Rwanda gives banks $46m to connect homes to power

Friday April 06 2018

Rwanda Energy Group workers setting up a street light pole in Kigali. About six million Rwandans have no access to electricity. PHOTO | CYRIL NDEGEYA


The Rwandan government has injected Rwf40 billion ($46m) into commercial banks and microfinance institutions to boost their capacity to finance off-grid and small-scale renewable energy solutions.

The funding comes at a time when investments in small off-grid energy solutions looked at as key in scaling-up access to electricity have remained low. This is largely blamed on funding constraints and slow returns on investments.

The low investment has put the governments ambitious target of lighting up the entire country by 2024, from the current 42 per cent rate on test, with energy industry players estimating that over six million Rwandans have no access to electricity.

“The funding is aimed at boosting private sector investment in off-grid electrification to achieve government’s power access targets,” said Eric Rutabana, chief executive of Rwanda Development Bank (BRD).

Mr Rutabana said at least 445,000 households will get access to electricity, a 19 per cent increase in connections rate.

BRD will channel the funds to private sector through Bank of Kigali, KCB Rwanda, Access Bank and I&M Bank Rwanda.

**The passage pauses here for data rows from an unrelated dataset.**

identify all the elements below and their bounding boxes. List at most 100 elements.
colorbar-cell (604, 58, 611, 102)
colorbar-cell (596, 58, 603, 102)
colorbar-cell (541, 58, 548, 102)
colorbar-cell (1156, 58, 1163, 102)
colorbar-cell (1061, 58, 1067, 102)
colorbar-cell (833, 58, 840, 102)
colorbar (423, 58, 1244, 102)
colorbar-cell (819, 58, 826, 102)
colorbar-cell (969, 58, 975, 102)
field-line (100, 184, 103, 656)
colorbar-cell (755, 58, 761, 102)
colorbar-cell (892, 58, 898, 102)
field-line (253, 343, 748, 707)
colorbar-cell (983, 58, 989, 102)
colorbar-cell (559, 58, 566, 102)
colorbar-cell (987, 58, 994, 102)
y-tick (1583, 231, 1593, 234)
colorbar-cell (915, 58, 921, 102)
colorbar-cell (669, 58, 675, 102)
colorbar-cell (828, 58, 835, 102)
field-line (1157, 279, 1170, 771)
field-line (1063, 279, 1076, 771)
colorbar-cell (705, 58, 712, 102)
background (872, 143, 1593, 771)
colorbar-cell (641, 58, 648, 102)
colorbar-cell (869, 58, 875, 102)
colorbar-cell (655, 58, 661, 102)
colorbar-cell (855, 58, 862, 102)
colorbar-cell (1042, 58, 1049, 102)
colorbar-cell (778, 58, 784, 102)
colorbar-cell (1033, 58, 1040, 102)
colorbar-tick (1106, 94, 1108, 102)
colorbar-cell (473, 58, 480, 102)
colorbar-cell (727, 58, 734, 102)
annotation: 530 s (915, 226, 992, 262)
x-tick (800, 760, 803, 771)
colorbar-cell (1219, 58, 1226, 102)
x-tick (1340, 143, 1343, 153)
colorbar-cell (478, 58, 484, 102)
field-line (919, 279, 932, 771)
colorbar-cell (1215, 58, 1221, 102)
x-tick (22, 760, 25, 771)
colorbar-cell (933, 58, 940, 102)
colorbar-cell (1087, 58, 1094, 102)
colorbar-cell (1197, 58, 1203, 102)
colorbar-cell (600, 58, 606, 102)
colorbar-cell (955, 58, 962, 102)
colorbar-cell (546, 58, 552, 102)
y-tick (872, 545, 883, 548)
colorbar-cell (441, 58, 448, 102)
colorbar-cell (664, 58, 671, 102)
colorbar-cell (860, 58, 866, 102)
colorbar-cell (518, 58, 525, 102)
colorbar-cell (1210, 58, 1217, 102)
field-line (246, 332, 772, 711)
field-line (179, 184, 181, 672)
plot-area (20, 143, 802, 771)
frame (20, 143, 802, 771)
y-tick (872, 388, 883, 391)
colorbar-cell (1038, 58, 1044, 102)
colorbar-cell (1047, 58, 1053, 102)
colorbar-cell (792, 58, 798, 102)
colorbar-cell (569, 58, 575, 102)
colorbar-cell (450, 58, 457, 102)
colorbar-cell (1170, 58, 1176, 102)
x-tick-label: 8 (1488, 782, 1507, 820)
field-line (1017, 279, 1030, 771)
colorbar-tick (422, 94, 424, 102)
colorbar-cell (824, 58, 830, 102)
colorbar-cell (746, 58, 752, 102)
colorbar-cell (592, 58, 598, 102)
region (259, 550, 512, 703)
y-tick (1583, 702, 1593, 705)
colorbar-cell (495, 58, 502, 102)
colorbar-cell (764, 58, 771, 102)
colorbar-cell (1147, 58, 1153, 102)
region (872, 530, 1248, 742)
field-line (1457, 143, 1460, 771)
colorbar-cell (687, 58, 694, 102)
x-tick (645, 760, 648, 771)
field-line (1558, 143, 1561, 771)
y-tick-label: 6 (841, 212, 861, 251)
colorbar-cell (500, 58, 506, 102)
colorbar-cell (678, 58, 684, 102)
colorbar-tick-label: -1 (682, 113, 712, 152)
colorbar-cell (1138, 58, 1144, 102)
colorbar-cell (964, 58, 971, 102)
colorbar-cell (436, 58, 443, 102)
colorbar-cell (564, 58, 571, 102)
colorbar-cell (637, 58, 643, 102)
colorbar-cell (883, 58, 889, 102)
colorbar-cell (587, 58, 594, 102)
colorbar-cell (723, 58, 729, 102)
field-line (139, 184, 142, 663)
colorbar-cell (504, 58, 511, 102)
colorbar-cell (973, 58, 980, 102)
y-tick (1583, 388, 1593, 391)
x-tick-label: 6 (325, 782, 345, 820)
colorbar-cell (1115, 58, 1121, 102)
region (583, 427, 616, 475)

The deal is part of the Renewable Energy Fund (REF) project, which is financed by the Scaling-Up Renewable Energy Programme (SREP) — a multi-donor trust fund managed by the World Bank.


Commercial banks and microfinance institutions will loan the money to households and businesses that will invest it in buying basic solar lantern.

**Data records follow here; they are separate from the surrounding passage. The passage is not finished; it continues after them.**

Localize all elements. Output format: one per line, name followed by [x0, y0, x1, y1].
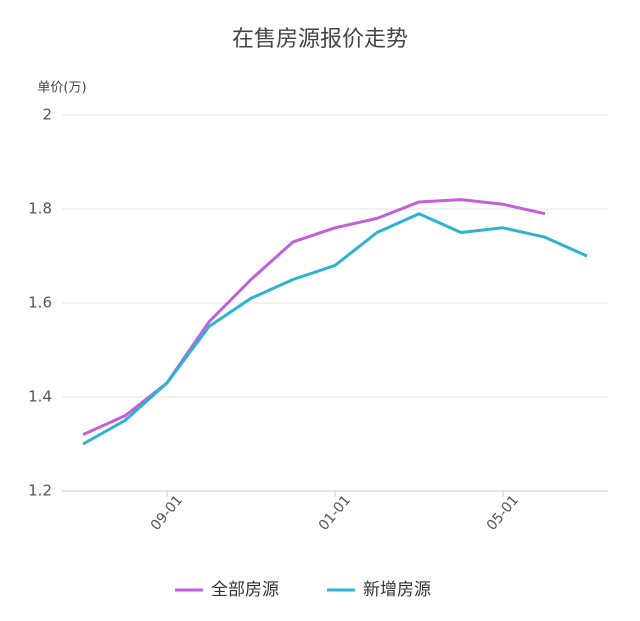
y-tick-label: 1.8 [28, 200, 52, 218]
legend-label: 新增房源 [363, 580, 431, 600]
y-tick-label: 2 [42, 106, 52, 124]
series-line [82, 212, 588, 446]
chart-title: 在售房源报价走势 [232, 27, 408, 52]
x-tick-label: 05-01 [484, 492, 522, 533]
y-axis-label: 单价(万) [37, 81, 86, 96]
y-tick-label: 1.2 [28, 482, 52, 500]
series-line [82, 198, 546, 436]
y-tick-label: 1.4 [28, 388, 52, 406]
x-tick-label: 01-01 [316, 492, 354, 533]
y-tick-label: 1.6 [28, 294, 52, 312]
legend-label: 全部房源 [211, 580, 279, 600]
x-tick-label: 09-01 [148, 492, 186, 533]
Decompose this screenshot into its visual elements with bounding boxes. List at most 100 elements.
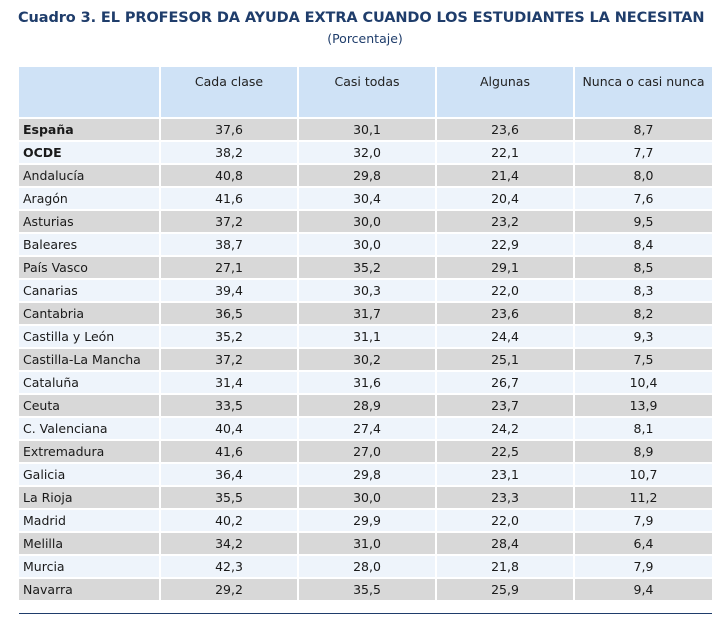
value-cell: 20,4 <box>437 188 573 209</box>
value-cell: 41,6 <box>161 188 297 209</box>
table-row: Castilla y León 35,2 31,1 24,4 9,3 <box>19 326 712 347</box>
value-cell: 30,0 <box>299 211 435 232</box>
value-cell: 9,3 <box>575 326 712 347</box>
value-cell: 40,8 <box>161 165 297 186</box>
value-cell: 10,7 <box>575 464 712 485</box>
value-cell: 39,4 <box>161 280 297 301</box>
value-cell: 26,7 <box>437 372 573 393</box>
value-cell: 22,1 <box>437 142 573 163</box>
region-cell: España <box>19 119 159 140</box>
value-cell: 22,0 <box>437 280 573 301</box>
value-cell: 28,4 <box>437 533 573 554</box>
value-cell: 8,1 <box>575 418 712 439</box>
table-row: Ceuta 33,5 28,9 23,7 13,9 <box>19 395 712 416</box>
value-cell: 9,5 <box>575 211 712 232</box>
table-subtitle: (Porcentaje) <box>327 31 403 46</box>
value-cell: 35,5 <box>161 487 297 508</box>
table-row: Cantabria 36,5 31,7 23,6 8,2 <box>19 303 712 324</box>
region-cell: Castilla y León <box>19 326 159 347</box>
value-cell: 31,1 <box>299 326 435 347</box>
value-cell: 24,2 <box>437 418 573 439</box>
region-cell: Asturias <box>19 211 159 232</box>
value-cell: 31,7 <box>299 303 435 324</box>
value-cell: 8,5 <box>575 257 712 278</box>
value-cell: 6,4 <box>575 533 712 554</box>
value-cell: 23,3 <box>437 487 573 508</box>
value-cell: 25,1 <box>437 349 573 370</box>
value-cell: 8,4 <box>575 234 712 255</box>
value-cell: 7,6 <box>575 188 712 209</box>
region-cell: Canarias <box>19 280 159 301</box>
value-cell: 23,6 <box>437 303 573 324</box>
value-cell: 21,4 <box>437 165 573 186</box>
value-cell: 38,7 <box>161 234 297 255</box>
value-cell: 13,9 <box>575 395 712 416</box>
value-cell: 33,5 <box>161 395 297 416</box>
value-cell: 29,8 <box>299 464 435 485</box>
value-cell: 42,3 <box>161 556 297 577</box>
table-body: España 37,6 30,1 23,6 8,7 OCDE 38,2 32,0 22,1 7,7… <box>19 119 712 600</box>
value-cell: 8,3 <box>575 280 712 301</box>
table-row: C. Valenciana 40,4 27,4 24,2 8,1 <box>19 418 712 439</box>
value-cell: 28,9 <box>299 395 435 416</box>
value-cell: 25,9 <box>437 579 573 600</box>
header-region <box>19 67 159 117</box>
value-cell: 10,4 <box>575 372 712 393</box>
value-cell: 9,4 <box>575 579 712 600</box>
value-cell: 31,6 <box>299 372 435 393</box>
table-row: La Rioja 35,5 30,0 23,3 11,2 <box>19 487 712 508</box>
value-cell: 31,4 <box>161 372 297 393</box>
value-cell: 11,2 <box>575 487 712 508</box>
value-cell: 23,7 <box>437 395 573 416</box>
header-cada-clase: Cada clase <box>161 67 297 117</box>
value-cell: 8,7 <box>575 119 712 140</box>
value-cell: 36,4 <box>161 464 297 485</box>
value-cell: 35,5 <box>299 579 435 600</box>
value-cell: 23,2 <box>437 211 573 232</box>
region-cell: Extremadura <box>19 441 159 462</box>
value-cell: 30,2 <box>299 349 435 370</box>
value-cell: 23,6 <box>437 119 573 140</box>
table-row: España 37,6 30,1 23,6 8,7 <box>19 119 712 140</box>
value-cell: 22,0 <box>437 510 573 531</box>
header-nunca: Nunca o casi nunca <box>575 67 712 117</box>
value-cell: 36,5 <box>161 303 297 324</box>
table-row: Melilla 34,2 31,0 28,4 6,4 <box>19 533 712 554</box>
table-row: Cataluña 31,4 31,6 26,7 10,4 <box>19 372 712 393</box>
value-cell: 31,0 <box>299 533 435 554</box>
value-cell: 32,0 <box>299 142 435 163</box>
value-cell: 8,2 <box>575 303 712 324</box>
value-cell: 29,2 <box>161 579 297 600</box>
region-cell: Melilla <box>19 533 159 554</box>
value-cell: 7,9 <box>575 556 712 577</box>
value-cell: 7,7 <box>575 142 712 163</box>
value-cell: 30,4 <box>299 188 435 209</box>
value-cell: 35,2 <box>161 326 297 347</box>
header-row: Cada clase Casi todas Algunas Nunca o ca… <box>19 67 712 117</box>
value-cell: 7,9 <box>575 510 712 531</box>
value-cell: 30,1 <box>299 119 435 140</box>
region-cell: OCDE <box>19 142 159 163</box>
region-cell: Ceuta <box>19 395 159 416</box>
value-cell: 8,9 <box>575 441 712 462</box>
value-cell: 23,1 <box>437 464 573 485</box>
value-cell: 29,9 <box>299 510 435 531</box>
region-cell: Madrid <box>19 510 159 531</box>
value-cell: 34,2 <box>161 533 297 554</box>
value-cell: 40,4 <box>161 418 297 439</box>
table-row: Castilla-La Mancha 37,2 30,2 25,1 7,5 <box>19 349 712 370</box>
table-row: Aragón 41,6 30,4 20,4 7,6 <box>19 188 712 209</box>
value-cell: 37,2 <box>161 349 297 370</box>
region-cell: C. Valenciana <box>19 418 159 439</box>
region-cell: Baleares <box>19 234 159 255</box>
value-cell: 37,2 <box>161 211 297 232</box>
value-cell: 27,1 <box>161 257 297 278</box>
value-cell: 27,4 <box>299 418 435 439</box>
table-row: Extremadura 41,6 27,0 22,5 8,9 <box>19 441 712 462</box>
region-cell: Aragón <box>19 188 159 209</box>
table-row: Navarra 29,2 35,5 25,9 9,4 <box>19 579 712 600</box>
table-row: Galicia 36,4 29,8 23,1 10,7 <box>19 464 712 485</box>
table-row: País Vasco 27,1 35,2 29,1 8,5 <box>19 257 712 278</box>
region-cell: Galicia <box>19 464 159 485</box>
header-algunas: Algunas <box>437 67 573 117</box>
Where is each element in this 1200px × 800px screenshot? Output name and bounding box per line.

The investors in mini-grids that provide higher levels of electricity to both households and small and medium businesses will also tap into the credit facility to scale up electricity access.

The private sector, however, says the off-grid power generation still faces challenges which are holding back investments.

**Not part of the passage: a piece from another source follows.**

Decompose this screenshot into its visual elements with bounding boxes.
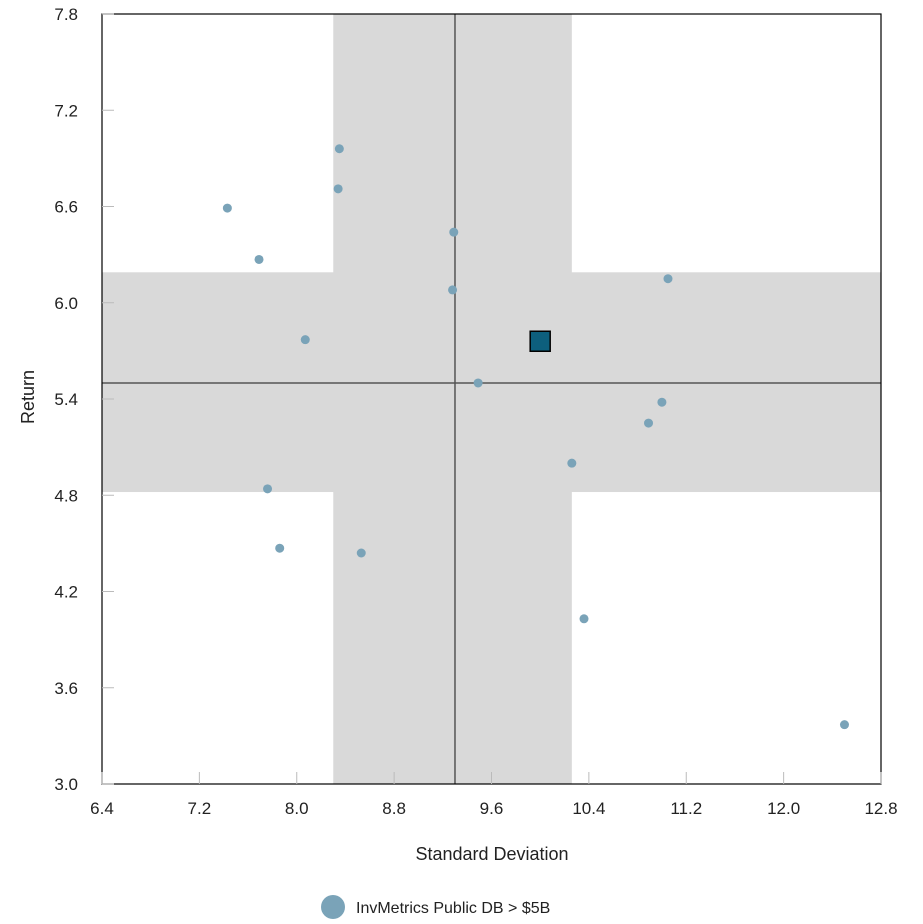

“Off-grind-mini energy generation and transmission is a capital intensive investment yet local investors do not have patience to wait for two years without the project generating revenue,” said Ntare Karitanyi, managing director of Hobuku, a local electricity generating company.

Mr Karitanyi observed that the government should also push for reduction in the cost of building transmission lines from the plant to consumers to protect investor’s capital.

“Electricity generation has been known as traditionally a government business. When you talk of off-grid, it requires a lot of soft landing — cheap financing and subsidies as the demand side of the electricity generated and steady revenue streams are not assured,” said Mr Karitanyi.

On-grid power distribution

Industrial investing in mini-grids costs range between Rwf851,430 ($1000) and Rwf1.3 million ($1500) for each connected consumer, which is about 50 per cent higher than connecting consumers to the national network.

This, he said, explains why on-grid power generation and distribution has been growing faster compared with off-grid. The biggest driver of on-grid power has been government incentives.

The on-grid investors are assured of long-term power purchase contracts and concessions, which last 25 years. On the contrary, the off-grid investors have to build their transmission lines and hunt for clients.

Rwanda’s plan is to have 48 per cent off-grid and 52 on-grid connections by 2024.

However, data from the Rwanda Energy Group, a public utility company, shows that off-grid connections have only reached 11 per cent while on-grid is 32 per cent.